Economia e Diritti

Pensione, nel 2026 cambia tutto: ecco perché i contributi e l’età non conteranno più per l’uscita dal lavoro

Pensioni 2026Pensioni 2026: tutte le novità - (ripam.it)

Dal 2026 nuove regole sulle pensioni: introdotta una soglia minima sull’assegno per il contributivo puro. Tutte le novità

Il sistema previdenziale italiano si prepara a una significativa riforma a partire dal 2026, con nuove regole che modificano sensibilmente l’accesso alla pensione, soprattutto per chi rientra nel regime contributivo puro.

Le novità principali riguardano l’introduzione di una soglia minima sull’importo dell’assegno pensionistico e il progressivo restringimento delle possibilità di pensionamento anticipato, in un contesto in cui aumentano anche i requisiti anagrafici e contributivi.

Pensioni 2026: la soglia minima sull’assegno per il sistema contributivo puro

Dal prossimo anno, per i lavoratori iscritti al sistema contributivo puro, ossia coloro che hanno iniziato a versare contributi dal 1° gennaio 1996 o sono iscritti a specifiche gestioni come la gestione separata, il diritto alla pensione di vecchiaia non sarà più determinato esclusivamente da età e anni di contribuzione. A fianco del requisito dei 67 anni di età e dei 20 anni di contributi, si affianca l’obbligo di superare una soglia minima di importo dell’assegno pensionistico, fissata per il 2026 a circa 546 euro mensili.

Novità pensioni 2026

Cosa attende i pensionati nel 2026? – (ripam.it)

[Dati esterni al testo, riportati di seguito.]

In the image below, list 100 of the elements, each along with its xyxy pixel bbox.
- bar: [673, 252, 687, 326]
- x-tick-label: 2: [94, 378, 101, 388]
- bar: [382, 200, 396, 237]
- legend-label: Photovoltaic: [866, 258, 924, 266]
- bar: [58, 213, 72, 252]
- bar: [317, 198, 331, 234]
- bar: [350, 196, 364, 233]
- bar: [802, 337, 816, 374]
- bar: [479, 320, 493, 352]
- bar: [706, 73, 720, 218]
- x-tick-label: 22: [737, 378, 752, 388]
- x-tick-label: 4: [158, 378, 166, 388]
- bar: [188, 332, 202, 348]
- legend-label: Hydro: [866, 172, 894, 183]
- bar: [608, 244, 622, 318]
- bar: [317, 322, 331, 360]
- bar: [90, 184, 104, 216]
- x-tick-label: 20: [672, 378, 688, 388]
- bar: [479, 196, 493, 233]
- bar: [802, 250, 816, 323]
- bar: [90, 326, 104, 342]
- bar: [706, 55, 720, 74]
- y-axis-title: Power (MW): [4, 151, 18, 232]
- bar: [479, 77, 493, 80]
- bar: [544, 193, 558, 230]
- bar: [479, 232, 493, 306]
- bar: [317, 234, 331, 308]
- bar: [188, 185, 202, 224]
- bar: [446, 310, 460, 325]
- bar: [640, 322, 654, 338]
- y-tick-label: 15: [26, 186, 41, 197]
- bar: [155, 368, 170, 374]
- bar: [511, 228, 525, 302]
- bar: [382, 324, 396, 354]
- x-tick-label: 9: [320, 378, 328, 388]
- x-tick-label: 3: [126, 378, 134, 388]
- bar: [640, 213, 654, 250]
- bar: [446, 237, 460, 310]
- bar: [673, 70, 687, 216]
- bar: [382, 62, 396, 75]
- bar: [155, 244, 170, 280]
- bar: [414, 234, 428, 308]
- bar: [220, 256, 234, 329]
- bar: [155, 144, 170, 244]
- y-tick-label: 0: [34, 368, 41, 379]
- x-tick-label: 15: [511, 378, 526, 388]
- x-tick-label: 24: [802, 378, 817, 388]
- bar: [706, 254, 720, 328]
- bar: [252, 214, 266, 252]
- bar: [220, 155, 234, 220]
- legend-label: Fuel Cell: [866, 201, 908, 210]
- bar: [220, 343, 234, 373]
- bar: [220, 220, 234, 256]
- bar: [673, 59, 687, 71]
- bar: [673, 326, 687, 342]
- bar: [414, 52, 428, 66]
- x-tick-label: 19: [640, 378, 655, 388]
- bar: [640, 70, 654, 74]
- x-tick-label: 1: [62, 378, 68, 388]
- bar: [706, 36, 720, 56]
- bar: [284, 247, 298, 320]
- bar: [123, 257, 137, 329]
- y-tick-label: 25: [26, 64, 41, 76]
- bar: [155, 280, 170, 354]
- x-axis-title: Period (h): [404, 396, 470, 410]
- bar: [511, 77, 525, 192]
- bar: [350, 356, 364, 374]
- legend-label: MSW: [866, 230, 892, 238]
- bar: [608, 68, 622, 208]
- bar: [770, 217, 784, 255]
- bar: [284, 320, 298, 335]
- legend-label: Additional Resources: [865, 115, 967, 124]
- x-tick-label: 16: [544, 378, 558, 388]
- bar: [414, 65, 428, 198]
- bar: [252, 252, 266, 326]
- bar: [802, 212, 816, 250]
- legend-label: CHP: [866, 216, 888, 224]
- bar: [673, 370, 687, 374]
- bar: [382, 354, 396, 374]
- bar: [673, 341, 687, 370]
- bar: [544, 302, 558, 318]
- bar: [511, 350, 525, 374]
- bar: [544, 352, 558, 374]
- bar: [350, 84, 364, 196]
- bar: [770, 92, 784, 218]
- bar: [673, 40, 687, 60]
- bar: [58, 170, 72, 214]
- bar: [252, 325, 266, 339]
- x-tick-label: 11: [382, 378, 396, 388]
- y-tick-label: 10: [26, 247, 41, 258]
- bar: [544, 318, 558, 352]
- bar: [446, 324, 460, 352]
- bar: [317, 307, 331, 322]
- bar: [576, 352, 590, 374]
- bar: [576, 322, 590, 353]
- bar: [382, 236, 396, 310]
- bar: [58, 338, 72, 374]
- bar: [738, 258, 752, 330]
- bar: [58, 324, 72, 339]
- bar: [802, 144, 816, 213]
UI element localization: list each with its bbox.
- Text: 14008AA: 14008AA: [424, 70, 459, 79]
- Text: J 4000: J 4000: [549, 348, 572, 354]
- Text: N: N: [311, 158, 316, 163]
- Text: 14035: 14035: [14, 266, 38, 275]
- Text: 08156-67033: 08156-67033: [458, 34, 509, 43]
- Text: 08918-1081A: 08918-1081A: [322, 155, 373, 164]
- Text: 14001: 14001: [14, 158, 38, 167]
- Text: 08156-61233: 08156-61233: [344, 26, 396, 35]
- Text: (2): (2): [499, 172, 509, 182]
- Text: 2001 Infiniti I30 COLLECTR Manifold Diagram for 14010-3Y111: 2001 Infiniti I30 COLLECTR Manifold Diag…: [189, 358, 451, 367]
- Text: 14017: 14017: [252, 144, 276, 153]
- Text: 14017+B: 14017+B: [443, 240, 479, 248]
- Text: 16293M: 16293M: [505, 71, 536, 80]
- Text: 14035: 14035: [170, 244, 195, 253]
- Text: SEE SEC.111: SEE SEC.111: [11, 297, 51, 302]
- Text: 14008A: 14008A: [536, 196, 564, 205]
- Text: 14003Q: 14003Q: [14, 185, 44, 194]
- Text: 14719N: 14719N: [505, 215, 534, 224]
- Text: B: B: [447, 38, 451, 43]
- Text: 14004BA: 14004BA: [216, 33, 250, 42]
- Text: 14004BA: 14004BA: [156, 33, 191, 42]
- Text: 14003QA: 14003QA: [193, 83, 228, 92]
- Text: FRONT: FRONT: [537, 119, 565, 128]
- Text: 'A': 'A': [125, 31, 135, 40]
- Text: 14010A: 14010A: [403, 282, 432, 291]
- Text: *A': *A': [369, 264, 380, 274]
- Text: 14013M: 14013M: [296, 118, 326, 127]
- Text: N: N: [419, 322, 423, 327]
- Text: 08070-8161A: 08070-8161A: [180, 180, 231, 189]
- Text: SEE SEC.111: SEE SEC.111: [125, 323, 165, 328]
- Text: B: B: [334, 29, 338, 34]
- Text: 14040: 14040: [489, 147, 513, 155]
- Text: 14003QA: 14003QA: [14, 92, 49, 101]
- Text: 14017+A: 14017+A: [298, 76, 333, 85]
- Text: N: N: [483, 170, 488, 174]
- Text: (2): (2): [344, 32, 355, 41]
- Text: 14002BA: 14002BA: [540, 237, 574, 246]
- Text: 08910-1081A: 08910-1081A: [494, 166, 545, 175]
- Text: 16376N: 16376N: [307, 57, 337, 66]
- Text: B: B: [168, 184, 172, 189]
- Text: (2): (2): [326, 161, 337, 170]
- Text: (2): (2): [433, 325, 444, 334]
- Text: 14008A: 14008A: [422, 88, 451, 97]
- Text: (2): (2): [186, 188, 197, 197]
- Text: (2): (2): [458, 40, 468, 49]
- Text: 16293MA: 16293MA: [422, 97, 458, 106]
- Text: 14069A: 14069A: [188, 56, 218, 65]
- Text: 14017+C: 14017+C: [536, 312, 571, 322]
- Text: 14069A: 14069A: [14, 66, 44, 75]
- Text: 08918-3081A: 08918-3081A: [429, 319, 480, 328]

Questa soglia corrisponde a una volta e mezza l’assegno sociale, stimato intorno a 364 euro nella sua misura base. Chi non raggiungerà questo importo, pur avendo maturato i requisiti anagrafici e contributivi, non potrà richiedere subito la pensione, dovendo continuare a lavorare o attendere il compimento dei 70 anni. A quest’età, la pensione contributiva viene comunque riconosciuta anche se l’assegno è inferiore, a patto che siano stati versati almeno cinque anni di contributi effettivi.

Per la pensione anticipata contributiva a 64 anni, la soglia economica è ancora più elevata: l’assegno deve raggiungere almeno 2,8 volte l’assegno sociale, ovvero circa 1.638 euro mensili. Anche con i 25 anni di contributi richiesti, chi non raggiunge questo importo non potrà accedere all’uscita anticipata, salvo alcune deroghe per le lavoratrici con figli, secondo la Legge 190 del 2014.

Va precisato che queste restrizioni non riguardano i lavoratori rientranti nel sistema misto, cioè chi ha almeno un contributo prima del 31 dicembre 1995: per questi la pensione di vecchiaia e quella anticipata ordinaria si basano ancora unicamente su età e contributi, senza soglie economiche minime.

Parallelamente all’introduzione della soglia minima sull’assegno, il 2026 segna un ridimensionamento delle misure di flessibilità in uscita. Secondo le ultime bozze della Legge di Bilancio, Quota 103 e Opzione Donna non saranno più previste dal prossimo anno, dopo una lunga serie di proroghe.

Quota 103 permetteva l’uscita con 62 anni di età e 41 di contributi, mentre Opzione Donna era riservata alle lavoratrici con almeno 61 anni e 35 anni di versamenti. La loro eventuale estensione dipenderà dalla disponibilità di coperture finanziarie e dall’esito degli emendamenti parlamentari, ma al momento la loro cessazione sembra probabile.

L’unica misura di uscita anticipata confermata per il 2026 è l’Ape Sociale, dedicata a disoccupati di lungo periodo, caregiver, persone con disabilità e lavoratori impiegati in attività gravose o usuranti. Per tutti gli altri, salvo interventi legislativi dell’ultimo minuto, la possibilità di pensionamento anticipato si riduce drasticamente.

Nonostante l’accesso più selettivo alla pensione, il 2026 porterà alcune novità positive sul fronte degli importi pensionistici. Gli assegni saranno rivalutati in base all’inflazione, stimata all’1,4%, con un meccanismo di perequazione progressiva che tutela maggiormente le pensioni più basse. A ciò si aggiunge la riduzione della seconda aliquota Irpef dal 35% al 33%, che si tradurrà in un aumento netto delle somme percepite.

Per i pensionati con assegni medio-bassi, l’incremento mensile potrà variare tra i 45 e i 65 euro, mentre per pensioni più alte l’aumento sarà più contenuto. L’importo della pensione minima crescerà anch’esso, raggiungendo circa 613 euro mensili, tenuto conto di rivalutazioni e maggiorazioni.